What the above studies add to our knowledge regarding children’s perception of dyspnea? Children’s awareness of dyspnea is variable and there is only a poor correlation between the objective respiratory distress measurements and the subjectively awareness of dyspnea. Children with asthma vary in their perception of dyspnea for the same degree of bronchoconstriction. In general, children, especially those with undiagnosed asthma, may become tolerant to a certain degree of bronchoconstriction mainly because of adaptation related to frequent bronchoconstriction. Despite the absence of direct evidence proving correlation between poor perception of dyspnea with either severe persistent asthma or history of severe asthma attacks, the blunted sensation of dyspnea in many children may result in delayed diagnosis and/or under-treatment of the disease, and so puts them at risk of severe and even life threatening asthma attacks.
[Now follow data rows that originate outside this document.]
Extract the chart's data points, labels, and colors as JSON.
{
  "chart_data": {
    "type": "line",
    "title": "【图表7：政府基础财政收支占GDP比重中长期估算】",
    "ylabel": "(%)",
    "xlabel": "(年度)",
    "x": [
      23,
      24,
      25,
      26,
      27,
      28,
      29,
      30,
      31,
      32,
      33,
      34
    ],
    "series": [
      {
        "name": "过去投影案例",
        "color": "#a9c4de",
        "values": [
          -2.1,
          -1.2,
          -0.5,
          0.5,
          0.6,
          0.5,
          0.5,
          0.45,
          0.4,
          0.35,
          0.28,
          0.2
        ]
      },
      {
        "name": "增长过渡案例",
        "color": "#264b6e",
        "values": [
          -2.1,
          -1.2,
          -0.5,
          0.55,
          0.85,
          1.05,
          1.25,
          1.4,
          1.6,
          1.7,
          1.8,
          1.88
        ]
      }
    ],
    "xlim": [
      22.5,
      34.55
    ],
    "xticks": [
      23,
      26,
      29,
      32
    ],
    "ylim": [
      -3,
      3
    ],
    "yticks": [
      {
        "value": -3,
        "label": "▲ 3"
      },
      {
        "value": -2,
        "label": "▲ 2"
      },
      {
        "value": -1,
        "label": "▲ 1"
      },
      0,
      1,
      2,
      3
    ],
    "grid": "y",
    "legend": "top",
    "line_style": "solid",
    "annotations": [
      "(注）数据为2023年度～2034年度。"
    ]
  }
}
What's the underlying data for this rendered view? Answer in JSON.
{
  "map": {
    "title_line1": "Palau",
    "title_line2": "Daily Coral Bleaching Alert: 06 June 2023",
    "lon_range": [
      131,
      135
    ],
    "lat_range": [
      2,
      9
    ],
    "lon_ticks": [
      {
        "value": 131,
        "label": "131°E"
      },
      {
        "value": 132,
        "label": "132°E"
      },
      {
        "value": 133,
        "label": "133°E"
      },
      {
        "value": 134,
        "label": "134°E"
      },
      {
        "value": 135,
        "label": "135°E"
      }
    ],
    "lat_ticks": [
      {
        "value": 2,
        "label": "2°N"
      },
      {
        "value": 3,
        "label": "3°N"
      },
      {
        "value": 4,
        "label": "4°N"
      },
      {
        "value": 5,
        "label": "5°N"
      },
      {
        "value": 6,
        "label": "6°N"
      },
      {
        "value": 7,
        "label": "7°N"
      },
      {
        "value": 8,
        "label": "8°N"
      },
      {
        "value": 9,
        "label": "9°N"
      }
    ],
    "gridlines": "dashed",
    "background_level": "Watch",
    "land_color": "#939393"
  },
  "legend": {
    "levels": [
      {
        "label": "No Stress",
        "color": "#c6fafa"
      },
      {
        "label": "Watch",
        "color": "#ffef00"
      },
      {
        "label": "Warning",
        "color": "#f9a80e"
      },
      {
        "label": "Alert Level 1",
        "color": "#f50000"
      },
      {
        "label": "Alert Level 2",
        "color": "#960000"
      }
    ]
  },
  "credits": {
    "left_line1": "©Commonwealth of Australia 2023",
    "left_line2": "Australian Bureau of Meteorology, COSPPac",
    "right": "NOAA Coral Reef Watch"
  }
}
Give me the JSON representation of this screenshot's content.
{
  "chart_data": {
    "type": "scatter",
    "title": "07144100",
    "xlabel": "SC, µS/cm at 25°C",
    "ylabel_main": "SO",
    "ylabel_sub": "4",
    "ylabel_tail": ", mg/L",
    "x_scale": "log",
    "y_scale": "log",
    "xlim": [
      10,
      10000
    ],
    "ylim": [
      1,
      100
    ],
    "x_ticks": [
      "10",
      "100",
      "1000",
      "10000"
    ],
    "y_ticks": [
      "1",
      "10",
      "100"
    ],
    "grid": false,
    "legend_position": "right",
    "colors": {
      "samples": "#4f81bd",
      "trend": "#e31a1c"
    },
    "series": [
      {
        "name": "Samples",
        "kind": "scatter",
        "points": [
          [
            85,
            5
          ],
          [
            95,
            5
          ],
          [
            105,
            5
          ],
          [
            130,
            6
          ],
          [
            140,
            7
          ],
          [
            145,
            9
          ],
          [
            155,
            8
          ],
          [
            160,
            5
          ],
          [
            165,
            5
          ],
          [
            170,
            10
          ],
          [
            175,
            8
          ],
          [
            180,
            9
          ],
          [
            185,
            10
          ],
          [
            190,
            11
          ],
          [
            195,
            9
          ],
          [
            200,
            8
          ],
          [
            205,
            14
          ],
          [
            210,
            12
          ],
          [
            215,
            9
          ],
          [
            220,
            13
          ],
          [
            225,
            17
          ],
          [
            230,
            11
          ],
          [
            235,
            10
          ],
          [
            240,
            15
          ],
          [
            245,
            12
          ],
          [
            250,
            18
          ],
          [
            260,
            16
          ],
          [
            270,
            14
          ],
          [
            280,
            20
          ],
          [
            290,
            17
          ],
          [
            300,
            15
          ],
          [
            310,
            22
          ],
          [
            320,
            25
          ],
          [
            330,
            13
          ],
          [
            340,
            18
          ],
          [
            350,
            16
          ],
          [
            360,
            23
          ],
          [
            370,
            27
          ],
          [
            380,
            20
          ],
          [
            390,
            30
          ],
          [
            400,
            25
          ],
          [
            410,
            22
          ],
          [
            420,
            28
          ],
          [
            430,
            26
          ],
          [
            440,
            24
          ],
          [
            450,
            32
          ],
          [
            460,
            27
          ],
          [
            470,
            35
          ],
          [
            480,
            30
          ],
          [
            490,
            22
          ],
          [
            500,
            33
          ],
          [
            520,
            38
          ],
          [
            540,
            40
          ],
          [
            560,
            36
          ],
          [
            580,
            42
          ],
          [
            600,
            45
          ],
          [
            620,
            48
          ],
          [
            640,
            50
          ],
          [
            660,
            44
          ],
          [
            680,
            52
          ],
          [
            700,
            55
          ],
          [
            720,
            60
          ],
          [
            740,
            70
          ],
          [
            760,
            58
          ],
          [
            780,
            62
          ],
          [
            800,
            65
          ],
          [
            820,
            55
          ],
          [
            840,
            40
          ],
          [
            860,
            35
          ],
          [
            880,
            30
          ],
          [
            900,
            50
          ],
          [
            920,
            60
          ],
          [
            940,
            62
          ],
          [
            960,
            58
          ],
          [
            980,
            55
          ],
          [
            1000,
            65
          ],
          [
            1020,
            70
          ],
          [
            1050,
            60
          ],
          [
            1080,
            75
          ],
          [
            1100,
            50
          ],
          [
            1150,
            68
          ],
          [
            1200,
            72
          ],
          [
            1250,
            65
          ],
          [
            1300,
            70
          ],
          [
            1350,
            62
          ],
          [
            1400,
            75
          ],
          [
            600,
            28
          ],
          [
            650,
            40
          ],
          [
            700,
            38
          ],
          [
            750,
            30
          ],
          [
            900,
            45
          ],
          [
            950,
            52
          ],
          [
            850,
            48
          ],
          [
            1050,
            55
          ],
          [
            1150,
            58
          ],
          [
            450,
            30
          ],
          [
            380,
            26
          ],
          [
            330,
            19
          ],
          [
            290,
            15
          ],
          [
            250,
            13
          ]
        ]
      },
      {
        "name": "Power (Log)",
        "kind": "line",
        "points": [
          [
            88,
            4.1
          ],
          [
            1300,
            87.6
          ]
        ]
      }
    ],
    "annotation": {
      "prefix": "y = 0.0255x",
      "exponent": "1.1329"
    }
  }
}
Those who do not perceive dyspnea may not be motivated to comply with their daily prophylactic treatment. Children who underestimate their symptoms tend to seek medical help only at a late stage of their exacerbations. Moreover, poor perception contributes to the considerable number of children without proper diagnosis despite suffering from asthma. In this case, the absence of prophylactic treatment combined with poor alertness may result in the first clear presentation of their disease being a severe and possibly life threatening acute attack. Parents and caregivers appear to be even less accurate in detecting their child’s symptoms.
Since dyspnea is the main symptom of asthma, and disease management is based largely on the description of symptoms between clinic visits, unreliable symptom report may mislead decision-making for long-term treatment of asthma. Thus, therapeutic decisions should not be taken solely on patients’ perception and description of dyspnea.